Imagine the montage of them running through the different floors and departments. They could have filmed in all the different escalators and restaurants and tea rooms. It felt like such a wasted opportunity. From a production point of view – fine, I get it, keeping it basic would save time, costs etc, but this was obviously a big budget film. Splash out people. Pay for the montage.

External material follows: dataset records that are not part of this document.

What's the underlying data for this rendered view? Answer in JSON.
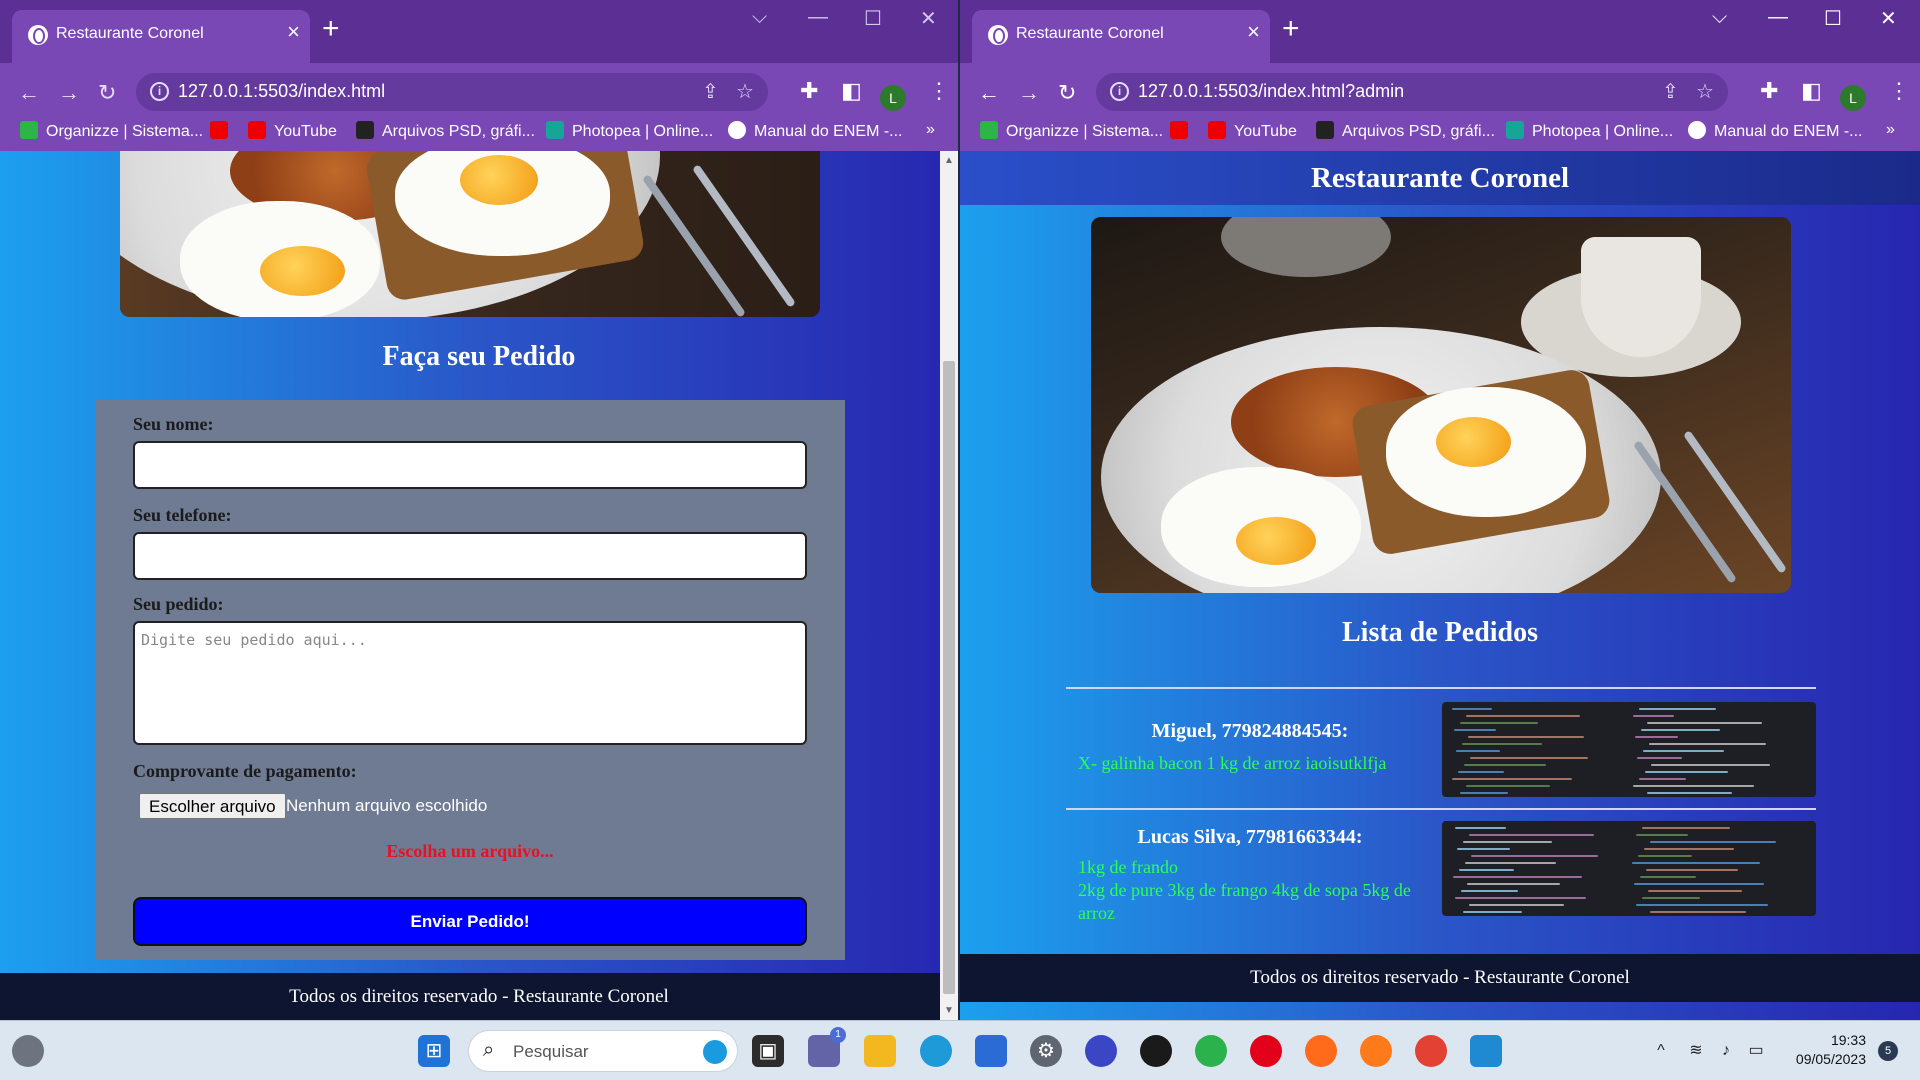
{
  "left_window": {
    "tab_title": "Restaurante Coronel",
    "url": "127.0.0.1:5503/index.html",
    "bookmarks": [
      "Organizze | Sistema...",
      "YouTube",
      "Arquivos PSD, gráfi...",
      "Photopea | Online...",
      "Manual do ENEM -..."
    ],
    "avatar_letter": "L",
    "page": {
      "section_title": "Faça seu Pedido",
      "name_label": "Seu nome:",
      "phone_label": "Seu telefone:",
      "order_label": "Seu pedido:",
      "order_placeholder": "Digite seu pedido aqui...",
      "receipt_label": "Comprovante de pagamento:",
      "file_button": "Escolher arquivo",
      "file_status": "Nenhum arquivo escolhido",
      "error_text": "Escolha um arquivo...",
      "submit_label": "Enviar Pedido!",
      "footer": "Todos os direitos reservado - Restaurante Coronel"
    }
  },
  "right_window": {
    "tab_title": "Restaurante Coronel",
    "url": "127.0.0.1:5503/index.html?admin",
    "bookmarks": [
      "Organizze | Sistema...",
      "YouTube",
      "Arquivos PSD, gráfi...",
      "Photopea | Online...",
      "Manual do ENEM -..."
    ],
    "avatar_letter": "L",
    "page": {
      "header": "Restaurante Coronel",
      "section_title": "Lista de Pedidos",
      "orders": [
        {
          "name": "Miguel, 779824884545:",
          "lines": [
            "X- galinha bacon 1 kg de arroz iaoisutklfja"
          ]
        },
        {
          "name": "Lucas Silva, 77981663344:",
          "lines": [
            "1kg de frando",
            "2kg de pure 3kg de frango 4kg de sopa 5kg de arroz"
          ]
        }
      ],
      "footer": "Todos os direitos reservado - Restaurante Coronel"
    }
  },
  "taskbar": {
    "search_placeholder": "Pesquisar",
    "time": "19:33",
    "date": "09/05/2023",
    "notification_count": "5",
    "teams_badge": "1"
  },
  "colors": {
    "browser_frame": "#5b2f94",
    "page_gradient_start": "#1ca0ee",
    "page_gradient_end": "#2726b0",
    "submit_button": "#0000ff",
    "order_text": "#2bff53",
    "error_text": "#e81123"
  }
}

I’m not alone in my frustration. The Guardian’s critic, Benjamin Lee, was scathing:
“For not only would the film have been an insufferable bore without a global pandemic raging on but given the added stresses and strains and possible danger involved in making it now, its existence feels like even more of an offence, a head-smashingly redundant waste of time, talent, energy and resources, a shockingly early yet entirely convincing contender for worst film of the year.”
You have to read the whole thing. It’s much more entertaining than the actual movie.
I agree with his summary: “My advice for surviving 2021 is simple: wear a mask, wash your hands and please, please keep your distance from Locked Down.”
Locked Down is now streaming on Crave.